El Año Sacerdotal está llegando a su fin. Independientemente de la “purificación” que ha tenido la Iglesia, y más concretamente los sacerdotes, “purificación” que conduce a la necesidad y el deseo de conversión y penitencia, puede constatarse el clamor del Señor: “la mies es mucha, los trabajadores son pocos, rogad al dueño de la mies que envíe trabajadores a sus campos”. Más que centrarnos en lo que está mal, en la parte podrida del fruto, es preciso mirar con esperanza lo mucho que hay por hacer.
Sin embargo, ante la inmensidad de la labor y la escasez de nuestras fuerzas puede insinuarse un cierto desánimo, una pregunta perpleja: “¿cómo voy a ser capaz de hacer todo lo que Dios me pide?, ¿por donde empiezo?... Hace tiempo, en un coloquio con sacerdotes, uno ya anciano le planteaba esta situación a Benedicto XVI. La respuesta del Papa es plenamente actual, más en este contexto de final de año sacerdotal, en el que no sin una particular providencia de Dios –que sabe servirse de todo y de todos- ha habido una “purificación” del sacerdocio. Citando a San Gregorio Magno, el Papa observa que “cada uno conozca infirmitatem suam” (su debilidad). También el Papa, día tras día, debe conocer y reconocer “infirmitatem suam”, sus límites. Debe reconocer que sólo colaborando todos, en el diálogo, en la cooperación común, en la fe, como “cooperatores veritatis”, de la Verdad que es una Persona, Jesús, podemos cumplir juntos nuestro servicio, cada uno en la parte que le corresponde”.

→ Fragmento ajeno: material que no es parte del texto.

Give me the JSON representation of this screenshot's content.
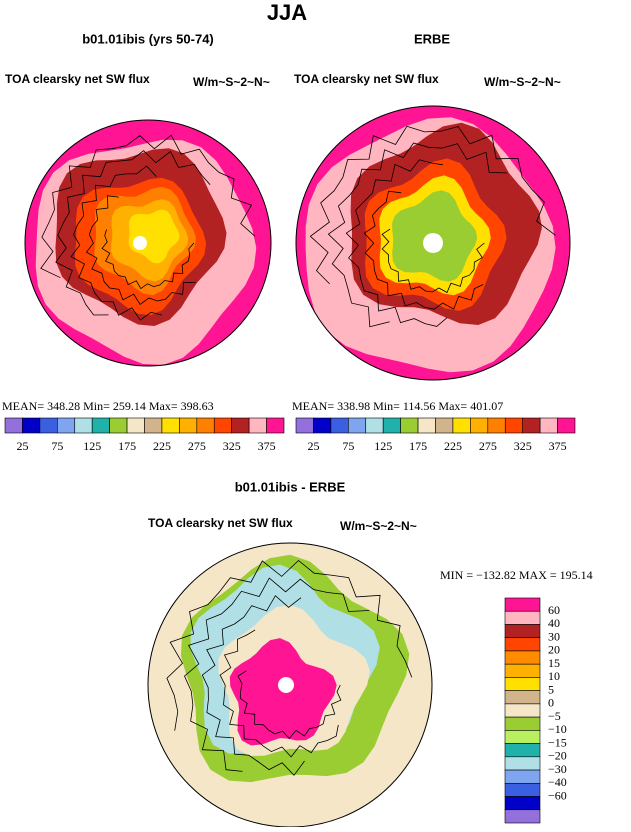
{
  "header": {
    "title": "JJA"
  },
  "panels": [
    {
      "title": "b01.01ibis (yrs 50-74)",
      "left_label": "TOA clearsky net SW flux",
      "right_label": "W/m~S~2~N~",
      "stats": "MEAN= 348.28   Min= 259.14   Max= 398.63",
      "colorbar": {
        "colors": [
          "#9370db",
          "#0000c8",
          "#3a5fe0",
          "#7fa4f0",
          "#b0e0e6",
          "#20b2aa",
          "#9acd32",
          "#f5e6c8",
          "#d2b48c",
          "#ffe000",
          "#ffb000",
          "#ff8000",
          "#ff4500",
          "#b22222",
          "#ffb6c1",
          "#ff1493"
        ],
        "labels": [
          "25",
          "75",
          "125",
          "175",
          "225",
          "275",
          "325",
          "375"
        ]
      }
    },
    {
      "title": "ERBE",
      "left_label": "TOA clearsky net SW flux",
      "right_label": "W/m~S~2~N~",
      "stats": "MEAN= 338.98   Min= 114.56   Max= 401.07",
      "colorbar": {
        "colors": [
          "#9370db",
          "#0000c8",
          "#3a5fe0",
          "#7fa4f0",
          "#b0e0e6",
          "#20b2aa",
          "#9acd32",
          "#f5e6c8",
          "#d2b48c",
          "#ffe000",
          "#ffb000",
          "#ff8000",
          "#ff4500",
          "#b22222",
          "#ffb6c1",
          "#ff1493"
        ],
        "labels": [
          "25",
          "75",
          "125",
          "175",
          "225",
          "275",
          "325",
          "375"
        ]
      }
    }
  ],
  "diff": {
    "title": "b01.01ibis - ERBE",
    "left_label": "TOA clearsky net SW flux",
    "right_label": "W/m~S~2~N~",
    "stats": "MIN = −132.82 MAX = 195.14",
    "colorbar": {
      "colors": [
        "#ff1493",
        "#ffb6c1",
        "#b22222",
        "#ff4500",
        "#ff8c00",
        "#ffb000",
        "#ffe000",
        "#d2b48c",
        "#f5e6c8",
        "#9acd32",
        "#b8f060",
        "#20b2aa",
        "#b0e0e6",
        "#7fa4f0",
        "#3a5fe0",
        "#0000c8",
        "#9370db"
      ],
      "labels": [
        "60",
        "40",
        "30",
        "20",
        "15",
        "10",
        "5",
        "0",
        "−5",
        "−10",
        "−15",
        "−20",
        "−30",
        "−40",
        "−60"
      ]
    }
  }
}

Resulta interesante observar que el primer paso para emprender la labor, que a todas luces aparece inmensa, inabarcable, es reconocer los propios límites. No para desanimarse o en un alarde de realismo, estrechar el horizonte de acción y empobrecer la meta, sino para sustentarnos en el suelo firme de la verdad: no somos nosotros los que lo vamos a hacer todo, menos cada uno por separado, peleando sus propias guerras: solamente todos, trabajando en comunión “podemos componer el “mosaico” de un trabajo pastoral que responda a la magnitud de los desafíos”. Y sobre todo, siendo conscientes de que la Iglesia es de Él, y nosotros solo somos sus “cooperadores”. Por eso “la primera necesidad de todos nosotros es reconocer con humildad nuestros límites, reconocer que debemos dejar que el Señor haga la mayoría de las cosas”.
En ese coloquio con sacerdotes, reluce con nitidez la imagen del Papa como hombre, como persona que siente y sufre, mostrándosenos así más cercano, y permitiéndonos reconocernos en sus sufrimientos y esperanzas, en sus luchas: “Hay que reconocer que cada uno de nosotros pasa por momentos en los que puede desanimarse ante la magnitud de lo que tiene que hacer y los límites de lo que en realidad puede hacer. Esto sucede también al Papa. ¿Qué debo hacer en esta hora de la Iglesia, con tantos problemas, con tantas alegrías, con tantos desafíos que afronta la Iglesia universal? Suceden tantas cosas cada día y no soy capaz de responder a todo. Hago mi parte, hago lo que puedo hacer. Trato de encontrar las prioridades. Y soy feliz de contar con muchos buenos colaboradores”.
Con esta actitud el Papa ha seguido adelante, llevando el peso que el Señor ha puesto sobre sus espaldas con una sonrisa y esperanza. Así está culminando el “Año Sacerdotal”, y a pesar de las críticas y sinsabores, tampoco ha estado privado de consuelo: la calurosa acogida que ha tenido en Malta, Portugal y la semana pasada en Roma misma no permiten mentir; no es una concesión al triunfalismo o a un optimismo fatuo, sino la gozosa realidad de que la fe sigue viva y creciendo en multitud de corazones, para los cuales una parte importante de sus creencia es manifestar su afecto al Pontífice, que en palabras de Santa Catalina de Siena es “el dulce Cristo en la Tierra”. Pidamos especialmente por el Papa, sus colaboradores y los sacerdotes en el ocaso del jubileo sacerdotal
Podríamos pensar que el “Año Sacerdotal” ha quedado marcado por la “purificación” dejándonos un amargo sabor de boca. Todo lo contrario, nada escapa a la Providencia de Dios: las ramas secas bien caídas están y la poda favorece a que reverdezca el árbol bimilenario de la Iglesia. La purificación ha tenido muchos reflectores, es necesaria; pero es más importante la conversión, la renovación sacerdotal de la inmensa mayoría de los presbíteros del mundo. Si bien a ésta no se le hace publicidad, sus frutos quedarán en la Iglesia y contribuirán a crear, con el humilde servicio sacerdotal, una nueva Pentecostés.